Their interaction was mostly incoherent, and I don’t believe they were fighting about anything. All I could really make out was them shouting out profanity extremely loud and directing it at each other. Now, I’m definitely not a saint in regards to the foul language department, but the excessiveness at which they were cussing was even making me, a former habitual foul-mouther, blush.
I heard my neighbor, an elderly gentleman, open his door and shout out to the young boys to watch their language. I myself try lay off scolding other people’s children. I don’t do so, not because I do want to (in a constructive and loving way if it’s deserved). It’s not because I’m scared the child will get mad at me. It’s because I know what happens to black men who display anger or aggression in public even if it’s perceived and by someone as such, when it’s not literal in nature. I’d go more into detail about the consequences of that, but I know that you, reader, can figure out on out on your own.
However, if I really feel there’s a situation where I need to step in and correct a child on their behavior, then, it’s my inherent duty to do so.
And, at this point, the children heard my neighbor’s request and ignored it. They continued to spew out obscenities anyway, and disrespecting elderly people (my neighbor is up there in age) is something I don’t tolerate. Also, I knew that if I could hear them, the children living my complex probably could also. And, I definitely didn’t want children being exposed to that kind of language.
So, I saw it as a situation where I needed intervene. Now initially with the way they were potty-mouthing with each other, I originally assumed it was a group of teenagers until I opened the door and saw five kids who couldn’t have been older than eleven or twelve. The group consisted of 4 white kids and 1 black kid.
Originally, my intent was to walk over to them and to tell them that they needed to respect the residents like how they would like to be respected and that their language made them sound ignorant and hateful. However, once I saw the black child, my whole assessment of the situation shifted greatly.
In that moment, it was no longer a matter of “just getting some rowdy kids to pipe down;” it became a matter of life and death for that young black boy.

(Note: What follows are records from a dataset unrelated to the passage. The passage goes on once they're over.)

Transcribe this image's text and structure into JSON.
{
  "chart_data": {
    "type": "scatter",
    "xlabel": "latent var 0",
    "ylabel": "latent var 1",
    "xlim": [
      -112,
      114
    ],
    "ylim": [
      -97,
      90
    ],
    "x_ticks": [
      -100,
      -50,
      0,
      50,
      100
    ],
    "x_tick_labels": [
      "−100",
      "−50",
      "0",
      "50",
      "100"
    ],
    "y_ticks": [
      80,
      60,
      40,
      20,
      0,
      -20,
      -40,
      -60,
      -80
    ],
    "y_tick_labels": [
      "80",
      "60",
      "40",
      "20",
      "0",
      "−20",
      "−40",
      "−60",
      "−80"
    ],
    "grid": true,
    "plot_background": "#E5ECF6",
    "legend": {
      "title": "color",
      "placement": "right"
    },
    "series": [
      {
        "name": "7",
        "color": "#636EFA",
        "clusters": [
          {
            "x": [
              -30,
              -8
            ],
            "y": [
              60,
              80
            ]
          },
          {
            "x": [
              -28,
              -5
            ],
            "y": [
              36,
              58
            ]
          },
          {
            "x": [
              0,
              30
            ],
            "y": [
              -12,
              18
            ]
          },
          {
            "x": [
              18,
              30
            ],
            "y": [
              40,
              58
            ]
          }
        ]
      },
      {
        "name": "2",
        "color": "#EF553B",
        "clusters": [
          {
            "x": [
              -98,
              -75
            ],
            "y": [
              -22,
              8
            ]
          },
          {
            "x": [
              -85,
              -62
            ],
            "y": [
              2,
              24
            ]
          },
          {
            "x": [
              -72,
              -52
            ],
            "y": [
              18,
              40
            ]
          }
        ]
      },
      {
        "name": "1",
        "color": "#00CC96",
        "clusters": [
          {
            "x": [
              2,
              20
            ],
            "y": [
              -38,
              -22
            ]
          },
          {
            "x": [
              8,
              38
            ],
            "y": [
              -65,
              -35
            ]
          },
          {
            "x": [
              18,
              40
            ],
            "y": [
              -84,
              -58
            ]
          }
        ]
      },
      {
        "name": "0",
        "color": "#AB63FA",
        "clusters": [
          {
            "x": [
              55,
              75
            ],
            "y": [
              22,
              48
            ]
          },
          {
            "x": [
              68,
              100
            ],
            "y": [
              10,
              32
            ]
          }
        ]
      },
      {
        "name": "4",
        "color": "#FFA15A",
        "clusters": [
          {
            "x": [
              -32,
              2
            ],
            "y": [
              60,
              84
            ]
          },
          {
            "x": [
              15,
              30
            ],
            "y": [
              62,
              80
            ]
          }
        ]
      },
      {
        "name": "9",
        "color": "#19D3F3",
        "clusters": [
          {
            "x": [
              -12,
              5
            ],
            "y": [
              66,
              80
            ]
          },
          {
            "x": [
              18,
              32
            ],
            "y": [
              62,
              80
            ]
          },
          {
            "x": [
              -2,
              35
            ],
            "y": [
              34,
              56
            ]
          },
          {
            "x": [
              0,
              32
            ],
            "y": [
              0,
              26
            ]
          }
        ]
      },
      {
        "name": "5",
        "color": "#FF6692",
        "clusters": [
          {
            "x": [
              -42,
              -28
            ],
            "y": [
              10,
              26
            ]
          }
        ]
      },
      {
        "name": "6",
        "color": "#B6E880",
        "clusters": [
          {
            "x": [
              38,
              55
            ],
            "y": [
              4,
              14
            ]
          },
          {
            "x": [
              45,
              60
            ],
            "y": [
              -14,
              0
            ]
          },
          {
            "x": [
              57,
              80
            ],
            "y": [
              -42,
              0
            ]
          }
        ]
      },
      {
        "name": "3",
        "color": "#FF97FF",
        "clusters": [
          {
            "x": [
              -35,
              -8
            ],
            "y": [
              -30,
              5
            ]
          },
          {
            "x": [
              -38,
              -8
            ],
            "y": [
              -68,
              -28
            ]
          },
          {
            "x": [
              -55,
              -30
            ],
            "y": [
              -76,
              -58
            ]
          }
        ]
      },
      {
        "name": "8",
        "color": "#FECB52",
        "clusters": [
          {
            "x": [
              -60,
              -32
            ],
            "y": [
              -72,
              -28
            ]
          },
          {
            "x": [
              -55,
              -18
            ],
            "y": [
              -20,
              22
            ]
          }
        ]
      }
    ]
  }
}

Now, some of you out there have no idea of the correlation I’m applying when I say that. Y’all are thinking to yourselves, “What does a group of boys showing out have to do with the situation being deadly or not?”

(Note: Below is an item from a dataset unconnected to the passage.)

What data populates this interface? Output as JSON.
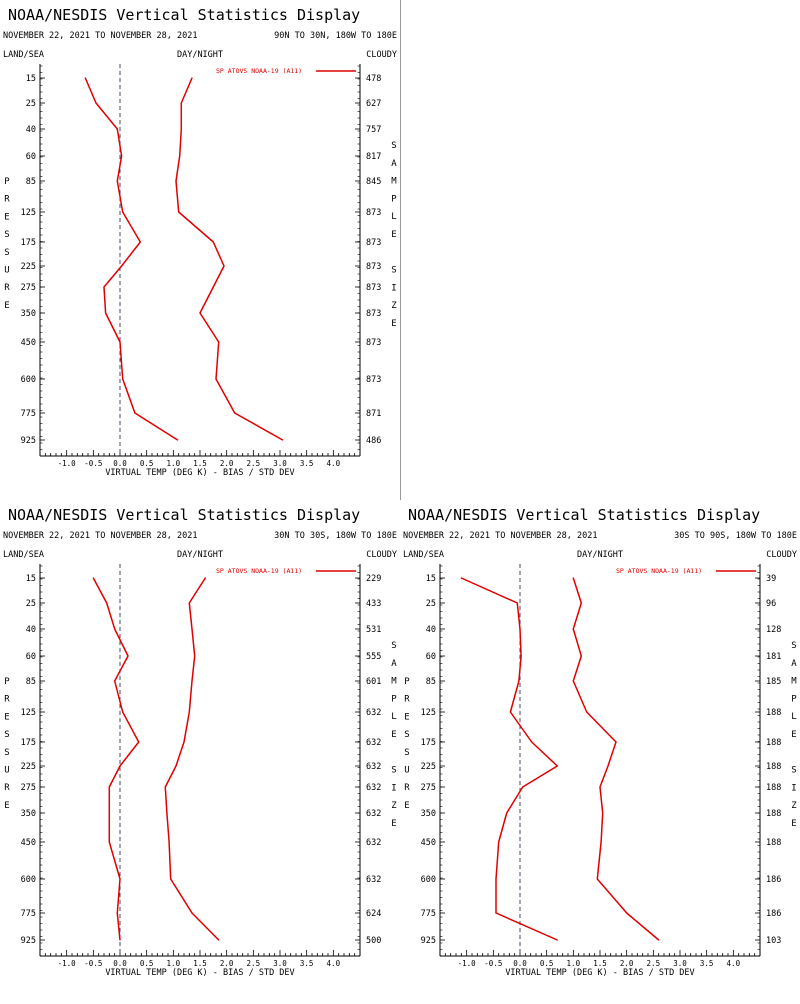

And, the fact that you’re asking that question is telling of your lack of knowledge on just how systematic racism operates in America, either because you’ve been distracted from examining it at every turn and corner of life or because you’ve had the privilege of never having to deal with the direct consequences of it.

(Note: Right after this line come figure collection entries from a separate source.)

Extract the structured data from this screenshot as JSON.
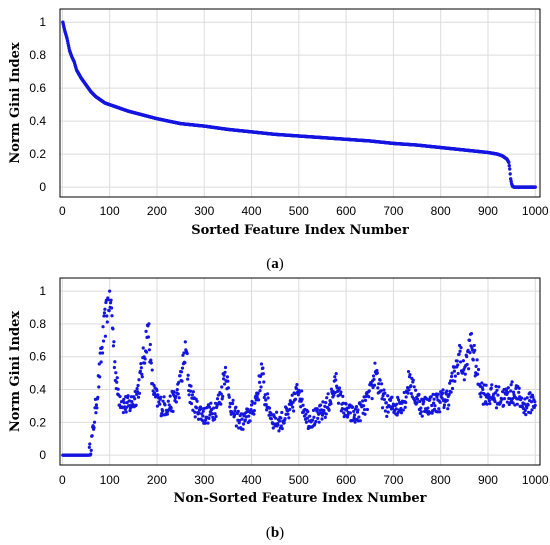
{
  "chart_data": [
    {
      "type": "scatter",
      "panel": "(a)",
      "caption_letter": "a",
      "xlabel": "Sorted Feature Index Number",
      "ylabel": "Norm Gini Index",
      "xlim": [
        -5,
        1010
      ],
      "ylim": [
        -0.06,
        1.08
      ],
      "xticks": [
        0,
        100,
        200,
        300,
        400,
        500,
        600,
        700,
        800,
        900,
        1000
      ],
      "yticks": [
        0,
        0.2,
        0.4,
        0.6,
        0.8,
        1
      ],
      "grid": true,
      "marker_color": "#1515e0",
      "curve": [
        [
          1,
          1.0
        ],
        [
          5,
          0.95
        ],
        [
          10,
          0.9
        ],
        [
          15,
          0.83
        ],
        [
          20,
          0.79
        ],
        [
          25,
          0.76
        ],
        [
          30,
          0.71
        ],
        [
          40,
          0.66
        ],
        [
          50,
          0.62
        ],
        [
          60,
          0.58
        ],
        [
          70,
          0.55
        ],
        [
          80,
          0.53
        ],
        [
          90,
          0.51
        ],
        [
          100,
          0.5
        ],
        [
          120,
          0.48
        ],
        [
          140,
          0.46
        ],
        [
          160,
          0.445
        ],
        [
          180,
          0.43
        ],
        [
          200,
          0.415
        ],
        [
          250,
          0.385
        ],
        [
          300,
          0.37
        ],
        [
          350,
          0.35
        ],
        [
          400,
          0.335
        ],
        [
          450,
          0.32
        ],
        [
          500,
          0.31
        ],
        [
          550,
          0.3
        ],
        [
          600,
          0.29
        ],
        [
          650,
          0.28
        ],
        [
          700,
          0.265
        ],
        [
          750,
          0.255
        ],
        [
          800,
          0.24
        ],
        [
          850,
          0.225
        ],
        [
          900,
          0.21
        ],
        [
          920,
          0.2
        ],
        [
          930,
          0.19
        ],
        [
          935,
          0.18
        ],
        [
          940,
          0.17
        ],
        [
          942,
          0.16
        ],
        [
          944,
          0.15
        ],
        [
          946,
          0.11
        ],
        [
          948,
          0.05
        ],
        [
          950,
          0.02
        ],
        [
          952,
          0.005
        ],
        [
          955,
          0.0
        ],
        [
          1000,
          0.0
        ]
      ]
    },
    {
      "type": "scatter",
      "panel": "(b)",
      "caption_letter": "b",
      "xlabel": "Non-Sorted Feature Index Number",
      "ylabel": "Norm Gini Index",
      "xlim": [
        -5,
        1010
      ],
      "ylim": [
        -0.06,
        1.08
      ],
      "xticks": [
        0,
        100,
        200,
        300,
        400,
        500,
        600,
        700,
        800,
        900,
        1000
      ],
      "yticks": [
        0,
        0.2,
        0.4,
        0.6,
        0.8,
        1
      ],
      "grid": true,
      "marker_color": "#1515e0",
      "envelope": [
        [
          1,
          0.0
        ],
        [
          40,
          0.0
        ],
        [
          55,
          0.0
        ],
        [
          60,
          0.05
        ],
        [
          65,
          0.15
        ],
        [
          70,
          0.28
        ],
        [
          75,
          0.4
        ],
        [
          80,
          0.55
        ],
        [
          85,
          0.68
        ],
        [
          90,
          0.8
        ],
        [
          95,
          0.9
        ],
        [
          100,
          0.97
        ],
        [
          105,
          0.85
        ],
        [
          110,
          0.6
        ],
        [
          115,
          0.42
        ],
        [
          120,
          0.36
        ],
        [
          130,
          0.31
        ],
        [
          140,
          0.3
        ],
        [
          150,
          0.33
        ],
        [
          160,
          0.4
        ],
        [
          170,
          0.55
        ],
        [
          178,
          0.72
        ],
        [
          183,
          0.76
        ],
        [
          188,
          0.5
        ],
        [
          195,
          0.36
        ],
        [
          210,
          0.3
        ],
        [
          225,
          0.3
        ],
        [
          240,
          0.35
        ],
        [
          250,
          0.45
        ],
        [
          258,
          0.6
        ],
        [
          262,
          0.63
        ],
        [
          268,
          0.4
        ],
        [
          280,
          0.3
        ],
        [
          300,
          0.24
        ],
        [
          320,
          0.27
        ],
        [
          335,
          0.35
        ],
        [
          343,
          0.5
        ],
        [
          346,
          0.53
        ],
        [
          352,
          0.35
        ],
        [
          365,
          0.24
        ],
        [
          380,
          0.2
        ],
        [
          400,
          0.26
        ],
        [
          415,
          0.4
        ],
        [
          422,
          0.52
        ],
        [
          428,
          0.36
        ],
        [
          445,
          0.22
        ],
        [
          460,
          0.2
        ],
        [
          480,
          0.26
        ],
        [
          495,
          0.37
        ],
        [
          500,
          0.42
        ],
        [
          506,
          0.33
        ],
        [
          520,
          0.22
        ],
        [
          540,
          0.23
        ],
        [
          560,
          0.3
        ],
        [
          575,
          0.4
        ],
        [
          580,
          0.46
        ],
        [
          586,
          0.35
        ],
        [
          600,
          0.26
        ],
        [
          620,
          0.24
        ],
        [
          640,
          0.3
        ],
        [
          655,
          0.4
        ],
        [
          663,
          0.55
        ],
        [
          668,
          0.42
        ],
        [
          685,
          0.3
        ],
        [
          710,
          0.3
        ],
        [
          725,
          0.35
        ],
        [
          735,
          0.48
        ],
        [
          740,
          0.4
        ],
        [
          760,
          0.3
        ],
        [
          790,
          0.32
        ],
        [
          815,
          0.35
        ],
        [
          825,
          0.45
        ],
        [
          835,
          0.55
        ],
        [
          840,
          0.63
        ],
        [
          848,
          0.5
        ],
        [
          858,
          0.6
        ],
        [
          865,
          0.7
        ],
        [
          870,
          0.6
        ],
        [
          880,
          0.46
        ],
        [
          890,
          0.38
        ],
        [
          910,
          0.36
        ],
        [
          935,
          0.35
        ],
        [
          950,
          0.38
        ],
        [
          960,
          0.37
        ],
        [
          975,
          0.3
        ],
        [
          990,
          0.32
        ],
        [
          1000,
          0.34
        ]
      ]
    }
  ]
}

What I saw–what I have to see living as a black man in America–was the potential and high probability for a chain of events to occur, which would likely proceed as such:
Someone calls the cops saying that there is this angry black man (black children are regularly judged and seen as being adults), leaving out that they’re also white kids, ranting a raving and that they believe he might be about to hurt someone.
The cops head to the scene with the notion that they’re dealing with a hostile suspect.
They confront the child, and they see the kid has an object in-hand, immediately draw their guns, and tell him to “drop his weapon.”
The child, being confused about what “weapon” he is holding (it’s probably a toy or phone) is mortified by the experience and freezes up like a deer in headlights.
They proceed to shoot the child in an excessive and needless manner, killing them in cold blood.
The cop states to the jury that he “feared for his life“, and the mostly white jury, who is perfectly aware the cop is guilty, sides with law enforcement. The cop doesn’t get indited.
The cop, who has been on paid leave the entire time, is allowed back on the force.